Secondo i criteri dell’International Diabetes Federation la misura della circonferenza vita è un dato indispensabile per la diagnosi di sindrome metabolica a sottolineare come l’eccesso di tessuto adiposo viscerale rappresenti un fattore determinante nell’aumento del rischio cardiometabolico. Per la diagnosi di sindrome metabolica la circonferenza vita deve essere maggiore di 94 cm negli uomini e di 80 cm nelle donne.
Dopo di che è importante misurare la pressione arteriosa: se i valori di pressione sistolica superano i 130 mmHg e i valori di pressione diastolica superano gli 85 mmHg o si fa uso di farmaci antipertensivi si rientra nei criteri per la diagnosi della sindrome metabolica.
Per finire bisogna controllare gli esami ematici e in particolare è importante verificare se il valore di trigliceridi nel sangue è maggiore di 150 mg/dl, se la concentrazione di colesterolo HDL è minori di 40 mg/dl per gli uomini o minore di 50 mg/dl per le donne e se la glicemia supera i 110 mg/dl.
Per la diagnosi di sindrome metabolica si richiede la presenza di obesità addominale abbinata a due delle altre condizioni elencate. Ad esempio se un uomo ha una circonferenza vita di 98 cm, è iperteso e la glicemia a digiuno a 115 mg/dl possiamo parlare di sindrome metabolica. Allo stesso si porrà diagnosi di sindrome metabolica se una donna ha una circonferenza vita di 86 cm, i trigliceridi a 162 mg/dl e il colesterolo HDL a 46 mg/dl.

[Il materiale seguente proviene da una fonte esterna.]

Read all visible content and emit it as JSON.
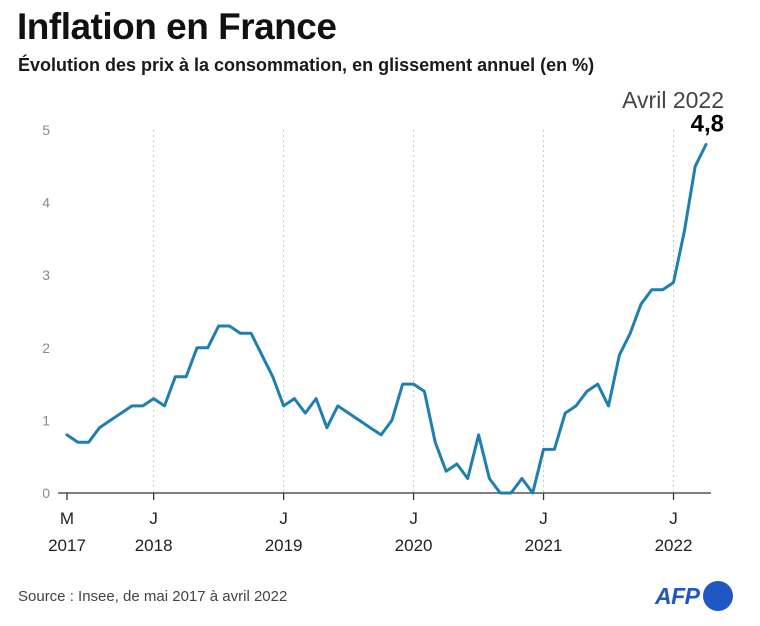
{
  "header": {
    "title": "Inflation en France",
    "subtitle": "Évolution des prix à la consommation, en glissement annuel (en %)"
  },
  "annotation": {
    "label": "Avril 2022",
    "value_text": "4,8"
  },
  "footer": {
    "source": "Source : Insee, de mai 2017 à avril 2022",
    "logo_text": "AFP"
  },
  "colors": {
    "line": "#1f7fb0",
    "grid": "#c9c9c9",
    "axis": "#333333",
    "tick_text": "#8a8a8a",
    "logo": "#1f57c3"
  },
  "chart_data": {
    "type": "line",
    "title": "Inflation en France",
    "subtitle": "Évolution des prix à la consommation, en glissement annuel (en %)",
    "xlabel": "",
    "ylabel": "",
    "ylim": [
      0,
      5
    ],
    "y_ticks": [
      "0",
      "1",
      "2",
      "3",
      "4",
      "5"
    ],
    "grid": "vertical dotted at January ticks",
    "x_start": "2017-05",
    "x_end": "2022-04",
    "x_ticks": [
      {
        "month": "2017-05",
        "letter": "M",
        "year": "2017"
      },
      {
        "month": "2018-01",
        "letter": "J",
        "year": "2018"
      },
      {
        "month": "2019-01",
        "letter": "J",
        "year": "2019"
      },
      {
        "month": "2020-01",
        "letter": "J",
        "year": "2020"
      },
      {
        "month": "2021-01",
        "letter": "J",
        "year": "2021"
      },
      {
        "month": "2022-01",
        "letter": "J",
        "year": "2022"
      }
    ],
    "series": [
      {
        "x": [
          "2017-05",
          "2017-06",
          "2017-07",
          "2017-08",
          "2017-09",
          "2017-10",
          "2017-11",
          "2017-12",
          "2018-01",
          "2018-02",
          "2018-03",
          "2018-04",
          "2018-05",
          "2018-06",
          "2018-07",
          "2018-08",
          "2018-09",
          "2018-10",
          "2018-11",
          "2018-12",
          "2019-01",
          "2019-02",
          "2019-03",
          "2019-04",
          "2019-05",
          "2019-06",
          "2019-07",
          "2019-08",
          "2019-09",
          "2019-10",
          "2019-11",
          "2019-12",
          "2020-01",
          "2020-02",
          "2020-03",
          "2020-04",
          "2020-05",
          "2020-06",
          "2020-07",
          "2020-08",
          "2020-09",
          "2020-10",
          "2020-11",
          "2020-12",
          "2021-01",
          "2021-02",
          "2021-03",
          "2021-04",
          "2021-05",
          "2021-06",
          "2021-07",
          "2021-08",
          "2021-09",
          "2021-10",
          "2021-11",
          "2021-12",
          "2022-01",
          "2022-02",
          "2022-03",
          "2022-04"
        ],
        "values": [
          0.8,
          0.7,
          0.7,
          0.9,
          1.0,
          1.1,
          1.2,
          1.2,
          1.3,
          1.2,
          1.6,
          1.6,
          2.0,
          2.0,
          2.3,
          2.3,
          2.2,
          2.2,
          1.9,
          1.6,
          1.2,
          1.3,
          1.1,
          1.3,
          0.9,
          1.2,
          1.1,
          1.0,
          0.9,
          0.8,
          1.0,
          1.5,
          1.5,
          1.4,
          0.7,
          0.3,
          0.4,
          0.2,
          0.8,
          0.2,
          0.0,
          0.0,
          0.2,
          0.0,
          0.6,
          0.6,
          1.1,
          1.2,
          1.4,
          1.5,
          1.2,
          1.9,
          2.2,
          2.6,
          2.8,
          2.8,
          2.9,
          3.6,
          4.5,
          4.8
        ]
      }
    ]
  }
}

Criteri per la diagnosi di sindrome metabolica:
- circonferenza vita maggiore di 94 cm negli uomini e di 80 cm nelle donne
- valori di pressione sistolica maggiori di 130 mmHg e valori di pressione diastolica superiori a gli 85 mmHg (o utilizzo di farmaci antipertensivi)
- trigliceridi maggiori di 150 mg/dl
- colesterolo HDL minori di 40 mg/dl per gli uomini o minore di 50 mg/dl per le donne
- glicemia maggiore di 110 mg/dl.
Una volta posta diagnosi di sindrome metabolica è fondamentale preoccuparsi di ridurre il rischio cardiometabolico e per fare questo è determinante cambiare il proprio stile di vita con l’obiettivo di un sano dimagrimento. Non esistono scorciatoie ma è fondamentale l’impegno per cambiare le proprio abitudini a partire da:
- Un corretto bilanciamento di carboidrati e proteine: ogni pasto deve essere composto da una quota di carboidrati, una di proteine proteine, frutta e verdura.
- La giusta distribuzione dei pasti: meglio iniziare la giornata con una prima colazione abbondante e finirla con una cena leggera evitando gli spuntini tra un pasto e l’altro.
- Un po’ di attenzione alla scelta degli alimenti preferendo l’utilizzo dei cereali integrali ed evitando invece zuccheri semplici e dolcificanti.
- L’abitudine al movimento: l’attività fisica deve diventare parte integrante della propria quotidianità.